5/09/2014

List of Disappearing Cities

“Three out of ten cities and towns are going to disappear in the future.” That was the conclusion of a private institute on Thursday. That was because young women are going to escape from regional communities. The national government is not taking appropriate measures to let them stay, because politics and bureaucracy are not working properly. For some reasons, this nation looks like going toward elimination.

A working group on population decline in Japan Policy Forum, a research organization by consultants and scholars, released an estimation report on structure of population in future Japan. It predicted a half of eighteen hundred cities, towns, villages and autonomous districts in major cities will lose women in the age between twenty and thirty nine by fifty percent in next thirty years. The Forum called those autonomous entities “possibly disappearing cities.” About thirty percent of all will reduce their population as less as ten thousand or fewer in 2040, being warned as likely to disappear.

Main reason of people going out is inconvenience of rural community. In local cities, residents are suffering from fewer hospitals and nurseries, long distance to shopping centers and public services, or less communication between the people. Industrial recession worsened the situation. A number of local cities have been failing in structural change of industry.

Although the phenomena cannot be attributed to one administration, politics has been applying inappropriate policies to local communities all the time. Namely, Liberal Democratic Party, now led by Prime Minister Shinzo Abe, has been pouring resources one-sidedly on infrastructure building constructors, which are basic political supporters of the party.
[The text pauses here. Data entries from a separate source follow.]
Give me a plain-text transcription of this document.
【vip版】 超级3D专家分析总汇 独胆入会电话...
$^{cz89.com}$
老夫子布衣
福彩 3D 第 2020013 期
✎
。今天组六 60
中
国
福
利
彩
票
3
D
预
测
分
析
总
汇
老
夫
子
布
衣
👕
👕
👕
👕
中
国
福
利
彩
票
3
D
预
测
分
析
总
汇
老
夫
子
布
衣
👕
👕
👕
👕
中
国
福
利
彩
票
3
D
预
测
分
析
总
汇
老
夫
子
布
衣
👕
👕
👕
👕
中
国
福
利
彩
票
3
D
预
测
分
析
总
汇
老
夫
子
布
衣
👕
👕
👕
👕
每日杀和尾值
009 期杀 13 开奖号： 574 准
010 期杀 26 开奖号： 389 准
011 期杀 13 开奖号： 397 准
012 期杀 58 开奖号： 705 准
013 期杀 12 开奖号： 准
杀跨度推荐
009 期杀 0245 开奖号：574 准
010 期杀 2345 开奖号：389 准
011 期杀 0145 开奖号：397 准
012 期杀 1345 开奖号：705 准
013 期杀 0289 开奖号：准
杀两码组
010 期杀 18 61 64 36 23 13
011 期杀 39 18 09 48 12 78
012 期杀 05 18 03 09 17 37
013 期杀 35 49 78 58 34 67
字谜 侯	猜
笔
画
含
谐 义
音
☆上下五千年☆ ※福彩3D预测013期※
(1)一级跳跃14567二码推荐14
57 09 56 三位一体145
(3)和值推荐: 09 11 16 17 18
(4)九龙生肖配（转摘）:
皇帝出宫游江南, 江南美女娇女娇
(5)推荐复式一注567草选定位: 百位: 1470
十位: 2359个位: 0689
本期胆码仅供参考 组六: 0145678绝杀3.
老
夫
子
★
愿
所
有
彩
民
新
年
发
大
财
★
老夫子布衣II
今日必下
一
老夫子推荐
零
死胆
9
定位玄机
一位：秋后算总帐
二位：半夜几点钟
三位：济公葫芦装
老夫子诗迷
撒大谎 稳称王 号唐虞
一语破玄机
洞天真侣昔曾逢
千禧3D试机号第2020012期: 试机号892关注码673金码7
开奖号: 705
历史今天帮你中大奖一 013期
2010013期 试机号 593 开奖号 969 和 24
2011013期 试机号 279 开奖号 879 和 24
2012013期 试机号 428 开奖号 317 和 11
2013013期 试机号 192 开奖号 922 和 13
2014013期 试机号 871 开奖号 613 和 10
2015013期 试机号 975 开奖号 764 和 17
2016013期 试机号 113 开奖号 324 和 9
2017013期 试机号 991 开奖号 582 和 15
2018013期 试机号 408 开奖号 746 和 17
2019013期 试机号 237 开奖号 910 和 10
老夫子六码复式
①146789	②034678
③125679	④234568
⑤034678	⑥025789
Abe administration is encouraging this wrong tendency of distribution by reinforcing military instead of social security. Bureaucrats do nothing until political leadership delivers order. Living in Tokyo, they do not think this problem as something related to their own lives.

In big cities, fast expansion of old agers produces various problems. The government has estimated that the seventy-five years old and elder increases by seven million by 2040, while overall population in Japan would reduce by twenty-one million. The increase will be concentrated in three big city areas of Tokyo, Osaka and Nagoya. Hospitals, social care facilities and services will be fatally in short.


It is urgent for the government to layout a program how to defend big cities from population expansion, and distribute public services and industries to local cities. More effective policy on social security is definitely needed. This problem needs to be recognized as survival of a nation.